Tuesday, June 21, 2005

6179

On the trail of the affordable housing unit. Turns out, I probably have to stay in my current city. Otherwise, I'll have to establish residency before I can apply for a unit in another city. Either that or get a job in that city. Nuances and subtle rules.

Did get a listing of places here in the current location. More than I thought although quite a few are section 8 units. That's another trip--getting listed for section 8 housing. With luck, I may be able to find a place that's affordable and a straight deal. Has to be something out there somewhere, someplace. But if not, I have to get really organized and go after the affordable units methodically. Oh what a tangled web we weave when first we seek a rent reprieve.

Finished a second book on Qigong. It, like the first one, was more of an exposure to the discipline as viewed through a cultural/political lens. Not much focus on the actual exercises except to outline a few of them briefly. Would require a leap of intellect and skill to work out a program based on the sketches provided. Have to get to classes and learn kinesthetically.

Dreams last night about a group of us taking a trip. We were a working group who were involved in some coding project. We were taken on vacation to a large city where we saw exhibits and went through museums and such. The group was mostly men except for a couple of really young guys. The young men were anxious to get back to the work place and get on with the coding project. The older men were happy for the break and a chance to relax. There were some sexual overtones to the dreams involving the older and younger men.

A second stage of the dream was back at a laboratory. Our group were going to be integrated with a team of clerks--mostly women. There were all kinds of logistics problems with the integration. If we all were put in the same space we wouldn't have enough desks or computers. The managers were trying to work this issue out. We sat around doing nothing while they pondered and proposed solutions. At one point, I stood up and made some suggestions for ways to combine the teams and have enough work room and equipment. Everyone listened to what I had to say, but nothing was done about it. I awoke with the dream unresolved.

Aside from my reading and doing some research today, it's been a rather slow day. I finally managed to grab a brunch/lunch--a huge taco salad, which was quite tasty and a dark chocolate brownie with nuts--yum!

I went too long before eating so got buzzy and fuzzy. Meant to get up earlier and have a good breakfast before attacking the housing citadels, but intention became diffused and undirected. Went with the flow--and got where I got, when I got it. Marvelous! The miracle of mushy mental states.

Listened to some of an interview with a writer on NPR. He said something about his not being able to not write. The compulsive aspect of what he produces. I too have that compulsion, but it's directed here for now--and my star-thrower.blogspot.com site. No solid framework for the results, no clear repository.

With stillness, I begin to see faint outlines of some writing possibilities.

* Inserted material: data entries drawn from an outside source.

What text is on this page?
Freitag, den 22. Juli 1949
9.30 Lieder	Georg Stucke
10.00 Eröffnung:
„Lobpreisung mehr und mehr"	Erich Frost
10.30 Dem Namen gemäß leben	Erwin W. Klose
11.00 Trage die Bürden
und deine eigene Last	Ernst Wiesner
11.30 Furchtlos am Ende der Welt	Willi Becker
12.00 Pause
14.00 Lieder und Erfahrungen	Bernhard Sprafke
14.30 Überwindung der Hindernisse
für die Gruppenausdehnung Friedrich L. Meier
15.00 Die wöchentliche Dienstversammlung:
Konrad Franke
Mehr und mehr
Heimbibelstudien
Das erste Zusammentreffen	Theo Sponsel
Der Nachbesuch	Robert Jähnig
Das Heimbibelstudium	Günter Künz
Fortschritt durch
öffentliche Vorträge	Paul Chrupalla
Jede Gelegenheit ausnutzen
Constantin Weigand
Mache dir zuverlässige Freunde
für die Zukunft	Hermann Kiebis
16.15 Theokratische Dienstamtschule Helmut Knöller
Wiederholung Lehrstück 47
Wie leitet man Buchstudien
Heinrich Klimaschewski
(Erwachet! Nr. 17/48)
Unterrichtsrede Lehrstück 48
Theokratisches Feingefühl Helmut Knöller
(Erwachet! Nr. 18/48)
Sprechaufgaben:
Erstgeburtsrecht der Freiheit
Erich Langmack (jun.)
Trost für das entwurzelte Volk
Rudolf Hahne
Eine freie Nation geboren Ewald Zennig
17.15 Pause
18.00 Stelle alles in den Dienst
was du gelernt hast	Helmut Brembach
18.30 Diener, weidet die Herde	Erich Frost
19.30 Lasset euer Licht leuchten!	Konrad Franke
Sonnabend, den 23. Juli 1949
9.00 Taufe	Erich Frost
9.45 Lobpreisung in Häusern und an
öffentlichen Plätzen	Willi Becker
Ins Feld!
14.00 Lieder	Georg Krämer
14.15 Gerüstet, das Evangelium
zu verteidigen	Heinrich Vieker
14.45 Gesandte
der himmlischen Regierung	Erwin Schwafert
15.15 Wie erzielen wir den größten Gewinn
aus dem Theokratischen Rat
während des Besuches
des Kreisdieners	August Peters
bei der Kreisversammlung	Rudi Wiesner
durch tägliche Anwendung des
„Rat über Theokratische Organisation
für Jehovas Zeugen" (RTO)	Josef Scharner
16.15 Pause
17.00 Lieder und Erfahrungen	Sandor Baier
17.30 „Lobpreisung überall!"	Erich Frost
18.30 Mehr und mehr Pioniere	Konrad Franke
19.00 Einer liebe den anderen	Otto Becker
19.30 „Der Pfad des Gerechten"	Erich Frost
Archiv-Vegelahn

Like the housing issue, I need to begin to organize making forays into those realms--pick some likely things to be writing about and begin the begin.

The gardener is here now, watering the plant jungle that I am living within. My days are long and filled with silences now. If I don't make an effort to contact anyone, nothing is heard, but the songs of the birds. Silence and stillness--a feast of unwavering quiet. Helps with the healing, but doesn't foster a lot of initiative or directed effort.

I've now produced hundreds of pages during the past few months. Even more if I look back over the years of journal debris that I've produced. Themes and dreams, they've covered the slow erosion of my thoughts, the banter of my soul. But like today's writer on the radio, there is always the question of what has been produced that has had any meaning, that has been of value. The bigger question is what do I plan to do from here forward that addresses that default.

I have plans, I have plans. And I'll know what lands when I see the sands marked with tiny feet. So off to dance class tonight. Been a few weeks respite from the learning circles, but time to attend once again. Let there be dancing for everyone!